# Double molt?



## mexicoandice (Sep 15, 2015)

So, in my update about Mexico and Ice, I mentioned that they had just finished up a moult. 

Well, just the other day, I noticed feathers all over the floor again, including a long tail feather, which worries me.
Is it bad to have two moults so close together? I considered the fact that one of them may have moulted first, and now the other is moulting, but the feathers are white and yellow. Also, they both look scruffy again, just like last time. 
I know for sure that Ice is moulting right now, because the poor little guy has pink pinnies on his head. 

Is it possible they're stress moulting? They haven't been getting much sun lately, and I haven't been paying a lot of attention to them lately either. 

I feel terrible for Ice, the little guy isn't chirping as much because he's so uncomfortable. I'm making him some boiled egg later, and I also want to sprout some quinoa, but how else can I help him out?! And should I be worried about these two moults so close together, and the tail feather too?

Thanks in advance,

Tia


----------



## RavensGryf (May 8, 2015)

Hi Tia, yes.. it can be normal for budgies to molt fairly often, depending on environmental and other factors. I also have only 2 budgies, but it seems like the amount of feathers lost (and how frequently) is way more than my 3 parrots combined!

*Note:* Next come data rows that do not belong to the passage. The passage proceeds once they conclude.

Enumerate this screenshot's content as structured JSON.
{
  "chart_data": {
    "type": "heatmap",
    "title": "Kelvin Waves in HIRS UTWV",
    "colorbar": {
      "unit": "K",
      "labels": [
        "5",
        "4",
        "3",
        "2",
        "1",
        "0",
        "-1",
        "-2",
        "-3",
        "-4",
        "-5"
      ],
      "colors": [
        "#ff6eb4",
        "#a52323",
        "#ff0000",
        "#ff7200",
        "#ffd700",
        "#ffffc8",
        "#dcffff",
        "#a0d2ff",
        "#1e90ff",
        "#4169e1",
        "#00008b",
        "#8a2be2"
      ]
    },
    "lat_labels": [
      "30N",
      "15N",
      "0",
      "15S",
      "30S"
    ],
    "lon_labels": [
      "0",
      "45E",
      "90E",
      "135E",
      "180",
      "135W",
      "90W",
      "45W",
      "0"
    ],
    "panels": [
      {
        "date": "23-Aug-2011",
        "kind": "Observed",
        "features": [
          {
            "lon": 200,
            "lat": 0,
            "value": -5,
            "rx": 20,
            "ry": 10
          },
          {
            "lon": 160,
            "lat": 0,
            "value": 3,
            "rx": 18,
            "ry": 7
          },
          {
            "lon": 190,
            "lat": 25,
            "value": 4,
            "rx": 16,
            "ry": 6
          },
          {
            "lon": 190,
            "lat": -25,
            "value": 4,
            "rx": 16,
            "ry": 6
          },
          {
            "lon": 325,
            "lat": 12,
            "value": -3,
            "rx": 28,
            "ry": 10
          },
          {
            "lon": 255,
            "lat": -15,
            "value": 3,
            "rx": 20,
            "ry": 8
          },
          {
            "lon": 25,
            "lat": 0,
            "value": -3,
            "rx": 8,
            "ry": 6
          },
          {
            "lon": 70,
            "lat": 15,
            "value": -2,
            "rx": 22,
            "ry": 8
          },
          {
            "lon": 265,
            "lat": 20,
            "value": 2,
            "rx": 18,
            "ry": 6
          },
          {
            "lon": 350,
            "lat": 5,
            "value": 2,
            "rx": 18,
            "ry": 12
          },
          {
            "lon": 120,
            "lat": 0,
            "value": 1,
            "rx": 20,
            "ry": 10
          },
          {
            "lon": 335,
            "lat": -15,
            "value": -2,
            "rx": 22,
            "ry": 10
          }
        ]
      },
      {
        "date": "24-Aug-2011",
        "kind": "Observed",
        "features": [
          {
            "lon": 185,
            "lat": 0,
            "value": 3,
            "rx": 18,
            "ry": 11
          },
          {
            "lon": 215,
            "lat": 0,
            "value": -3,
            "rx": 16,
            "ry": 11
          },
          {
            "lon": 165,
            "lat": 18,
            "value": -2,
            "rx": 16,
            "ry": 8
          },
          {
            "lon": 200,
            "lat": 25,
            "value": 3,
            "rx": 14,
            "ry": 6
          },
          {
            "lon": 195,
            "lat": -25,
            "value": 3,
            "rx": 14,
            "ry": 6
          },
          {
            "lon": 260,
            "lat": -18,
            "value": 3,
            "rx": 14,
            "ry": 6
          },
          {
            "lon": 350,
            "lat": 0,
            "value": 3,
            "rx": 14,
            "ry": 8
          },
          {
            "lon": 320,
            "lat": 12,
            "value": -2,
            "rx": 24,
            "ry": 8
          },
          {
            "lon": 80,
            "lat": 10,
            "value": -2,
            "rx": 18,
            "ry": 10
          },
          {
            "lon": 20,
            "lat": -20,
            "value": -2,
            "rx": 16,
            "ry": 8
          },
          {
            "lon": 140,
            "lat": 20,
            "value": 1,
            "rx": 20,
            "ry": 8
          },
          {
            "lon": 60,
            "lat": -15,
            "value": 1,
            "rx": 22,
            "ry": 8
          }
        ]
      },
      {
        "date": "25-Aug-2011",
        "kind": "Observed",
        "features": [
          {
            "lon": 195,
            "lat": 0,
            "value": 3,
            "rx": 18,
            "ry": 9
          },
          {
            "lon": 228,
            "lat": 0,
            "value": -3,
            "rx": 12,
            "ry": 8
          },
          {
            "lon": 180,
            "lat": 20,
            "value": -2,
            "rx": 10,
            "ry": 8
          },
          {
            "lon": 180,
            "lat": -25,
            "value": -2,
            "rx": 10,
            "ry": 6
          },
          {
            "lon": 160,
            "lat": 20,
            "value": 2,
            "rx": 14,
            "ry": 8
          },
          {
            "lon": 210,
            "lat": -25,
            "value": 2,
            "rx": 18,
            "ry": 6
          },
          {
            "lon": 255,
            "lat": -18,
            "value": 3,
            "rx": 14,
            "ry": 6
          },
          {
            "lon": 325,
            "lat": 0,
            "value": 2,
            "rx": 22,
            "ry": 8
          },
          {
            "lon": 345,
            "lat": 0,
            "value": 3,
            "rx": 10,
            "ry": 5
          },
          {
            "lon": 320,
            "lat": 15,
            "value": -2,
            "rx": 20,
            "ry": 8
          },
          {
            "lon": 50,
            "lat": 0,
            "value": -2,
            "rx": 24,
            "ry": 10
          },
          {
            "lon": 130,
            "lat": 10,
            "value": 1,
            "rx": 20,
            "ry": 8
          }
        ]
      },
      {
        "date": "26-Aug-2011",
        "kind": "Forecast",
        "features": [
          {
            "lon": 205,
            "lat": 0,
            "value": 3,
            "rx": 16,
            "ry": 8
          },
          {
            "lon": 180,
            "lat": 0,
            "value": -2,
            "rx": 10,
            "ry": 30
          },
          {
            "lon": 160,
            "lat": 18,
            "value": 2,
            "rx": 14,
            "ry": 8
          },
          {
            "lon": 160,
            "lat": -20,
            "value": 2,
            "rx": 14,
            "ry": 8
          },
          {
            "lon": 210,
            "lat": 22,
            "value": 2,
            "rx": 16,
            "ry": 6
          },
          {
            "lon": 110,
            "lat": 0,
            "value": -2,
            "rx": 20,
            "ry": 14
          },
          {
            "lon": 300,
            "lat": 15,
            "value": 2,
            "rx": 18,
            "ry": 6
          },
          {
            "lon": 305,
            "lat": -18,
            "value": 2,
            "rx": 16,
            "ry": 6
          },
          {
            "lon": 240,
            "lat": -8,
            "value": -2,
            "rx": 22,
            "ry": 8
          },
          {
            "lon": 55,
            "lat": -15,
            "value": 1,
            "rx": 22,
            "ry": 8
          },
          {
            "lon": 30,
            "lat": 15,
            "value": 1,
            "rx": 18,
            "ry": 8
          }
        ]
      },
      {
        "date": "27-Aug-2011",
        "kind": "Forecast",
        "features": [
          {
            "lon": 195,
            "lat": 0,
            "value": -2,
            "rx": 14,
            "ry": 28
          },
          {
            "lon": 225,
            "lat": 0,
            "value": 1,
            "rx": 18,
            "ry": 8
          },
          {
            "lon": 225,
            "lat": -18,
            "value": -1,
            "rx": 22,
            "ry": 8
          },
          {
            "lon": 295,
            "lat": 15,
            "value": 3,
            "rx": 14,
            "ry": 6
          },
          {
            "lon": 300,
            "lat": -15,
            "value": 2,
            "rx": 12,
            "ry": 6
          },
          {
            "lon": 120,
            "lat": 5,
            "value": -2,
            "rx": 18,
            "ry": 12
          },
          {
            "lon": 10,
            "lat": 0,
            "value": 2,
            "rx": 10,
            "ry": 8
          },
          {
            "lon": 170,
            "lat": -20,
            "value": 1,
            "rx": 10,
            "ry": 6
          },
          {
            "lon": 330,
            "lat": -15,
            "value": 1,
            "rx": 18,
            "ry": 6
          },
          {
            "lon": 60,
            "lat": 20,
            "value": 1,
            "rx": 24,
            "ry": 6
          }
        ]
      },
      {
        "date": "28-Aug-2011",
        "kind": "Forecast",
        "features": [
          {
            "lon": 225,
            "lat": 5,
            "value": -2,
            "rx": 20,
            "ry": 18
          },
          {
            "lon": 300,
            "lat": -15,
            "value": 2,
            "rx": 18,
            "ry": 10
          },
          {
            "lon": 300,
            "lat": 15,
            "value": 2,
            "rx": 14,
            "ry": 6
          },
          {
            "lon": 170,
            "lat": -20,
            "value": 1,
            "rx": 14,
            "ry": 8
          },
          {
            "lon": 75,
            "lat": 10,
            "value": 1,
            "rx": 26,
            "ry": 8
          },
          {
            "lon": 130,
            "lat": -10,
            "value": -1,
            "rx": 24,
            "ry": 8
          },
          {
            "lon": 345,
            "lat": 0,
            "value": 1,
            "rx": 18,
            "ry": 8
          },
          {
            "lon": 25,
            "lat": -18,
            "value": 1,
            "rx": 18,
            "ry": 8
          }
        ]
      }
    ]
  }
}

Please read these links below. They contain some basic info and advice on budgie molts. 

http://talkbudgies.com/your-budgies-health/35938-molting-faqs.html
http://talkbudgies.com/articles-general-budgie-info/104927-miserable-molting.html

While I'm at it, here is the entire List of Stickies that can be found in the Site Information section and the General Budgie Talk info sections . http://talkbudgies.com/site-information/381209-list-stickies.html#post3917313 Some good tips and info at your fngertips . Best wishes for Ice. Soon he will emerge with beautiful new shiny feathers!


----------



## mexicoandice (Sep 15, 2015)

Thanks so much for the reassurance Julie! :hug:


----------



## FaeryBee (May 9, 2011)

*Tia,

Julie gave you all the answers you need with regard to Ice's molt. :thumbsup:

I'm closing this thread now. :wave:*


----------